天を見上げる。たくさんの星。空のどこまで高く上がれば、彼らに会えるのだろう。
「じいちゃん、ばあちゃん、この人が今のセシルの雇い主の、オスカーさんだよ。ランフォルにすっごく優しくて、セシルにもすっごく優しい人だよ。今のセシルの、神様みたいな人だよ」
ああ、ダメだ。やっぱり涙が出てしまう。
「今日、十七歳になったよ。みんながお祝いしてくれて、歌ってくれて、プレゼントをくれて、踊ったよ。すっごく、すっごく楽しかった。十二歳のとき、綺麗な靴をありがとう。……せっかく買ってくれたのに、お礼を言わなくて、一度も履かなくて、……ごめんね」
ぎゅっと目を閉じる。まだ大丈夫なはずだ。
「セシルは今、ランフォルと、好きな人たちがいっぱいで、すごく幸せです。だから、あんまり心配しないでね。これまで、ずっとごめんね」
涙を袖で拭っていたら、ぽんと背中を叩かれた。優しい、大きな手だ。オスカーがセシルをそっと覗き込んでから、顔を天に向かって上げた。
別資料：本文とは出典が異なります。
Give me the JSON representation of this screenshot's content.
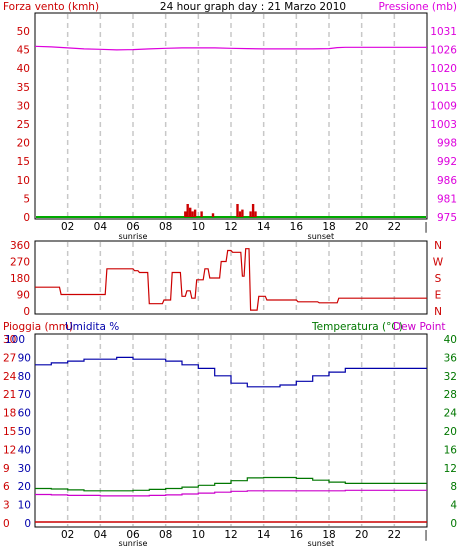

「オスカー=オークランスです。セシルさんには今、私の牧場で働いていただいています。とても真面目に働き、真摯な愛情を持ってランフォルに接してくれる、私の牧場自慢の大切な、まことに得難い飼育員です。彼女がランフォルたちを心から愛するから、彼らもまた彼女を慕い、愛しています。彼女が明るく元気で、嬉しそうに笑うから、周りの者皆がつられて笑っています。素晴らしいお嬢様をお預かりさせていただいていることに感謝いたします。今後も大切に、お守りすることをお約束いたします」
夜空は何も言わない。星が静かに瞬くだけだ。
静かな風が、セシルとオスカーの髪を揺らしている。
「……ごめんなさい。こんな、変なことに、つきあわせて」
「変なんかじゃない。大事なことだセシル。きっと聞こえてる」
「はい、オスカーさん。……ありがとうございます」
「うん。気にするな。……それと」
「はい」
「これ。日誌書くときにでも使ってくれ。あとで部屋に行こうかと思ってたけど、いてくれてよかった」
オスカーが取り出したのは、黒色の羽根ペンだ。
しゃらんと金色の短い鎖がついていて、そこに涙型の蜂蜜色の飾りがついている。
夜空と星のようだった。この深い黒に、セシルは見覚えがある。
「これ、ひょっとしてアルコルの羽根ですか?」
「うん。小さいとこのを加工してもらった。なんかアルコルに乗ってるセシルっぽいだろ」
「……嬉しい。ありがとうございます」
「誕生日おめでとう。セシル」
「……ありがとうございます」
やっぱり泣いてしまい、それでも笑い合って別れた。
その晩眠りについたセシルは、お星さまの間で、背の高い誰かとダンスをする夢を見た。